LAKE WORTH, Fla. - Pension plan executives at companies with smaller 401(k) plans are more satisfied with their service providers than firms with more plan assets, according to two independent surveys.
A survey by Insight In Formation, Lake Worth, Fla., found just less than 5% of the 2,420 plan sponsors with over $50 million in plan assets polled are searching for or in the process of changing their fund managers. By comparison, only 3.13% of companies with 401(k) plans containing less than $5 million in assets are searching for managers or are in the process of changing fund managers. Close to 4% of executives at midsized plans of between $5 million and $100 million in assets were in the process of searching or changing service providers.
"The number of companies searching or changing fund managers is two percentage points higher in the larger market than in the small market. That was sort of striking to me," said Fred D. Barstein, managing director of Insight In Formation. "The over $50 million is a tougher and tougher market with fewer and fewer companies that service it. There is less choice because larger plans have more needs, more education requirements and more choices, and it's harder for companies to service them."

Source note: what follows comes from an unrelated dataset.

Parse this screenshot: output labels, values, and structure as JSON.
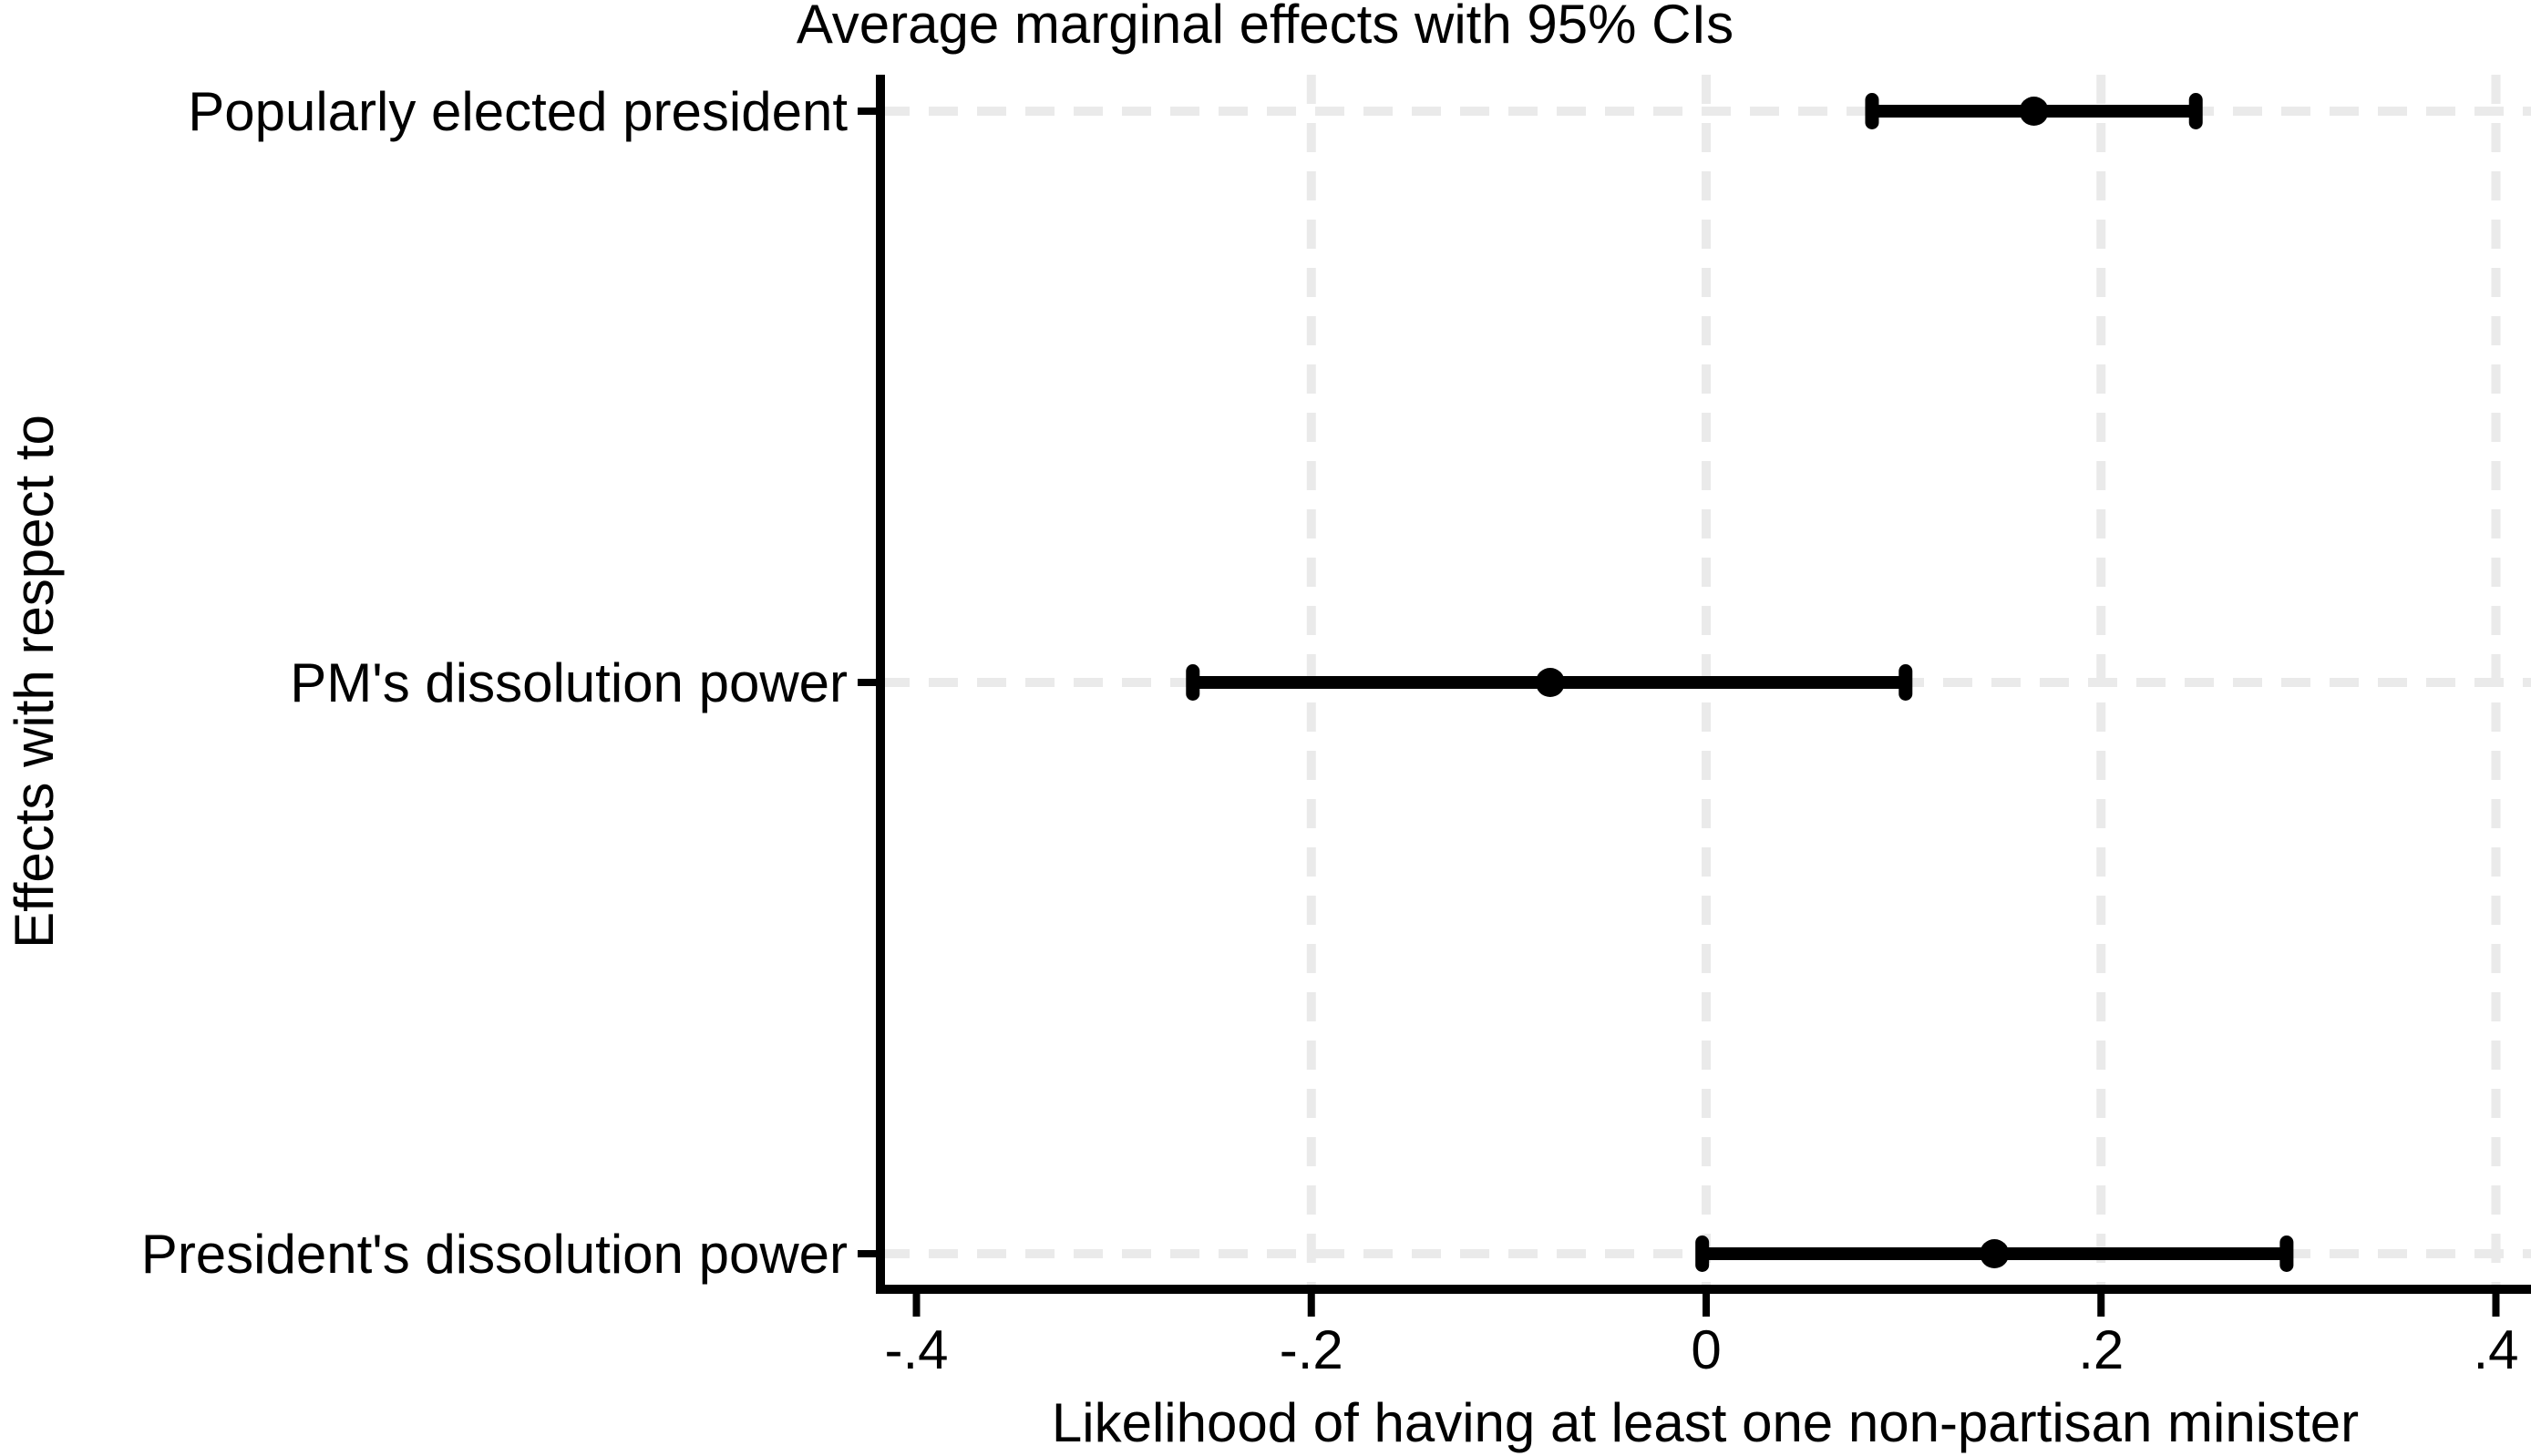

These results were confirmed by the DC/401(k) Benchmark Survey of The Society of Plan Sponsors' 150 members with defined contribution plans. The new organization's first defined contribution poll indicated 75% of companies with less than 500 employees and an average of $19.3 million in defined contribution plan assets have retained their current investment provider for more than five years, explained Frank Bermani, executive director of the Simsbury, Conn., organization. However, only 52% of employers with more than 500 employees and an average of $252 million in plan assets have been with their current provider for more than five years.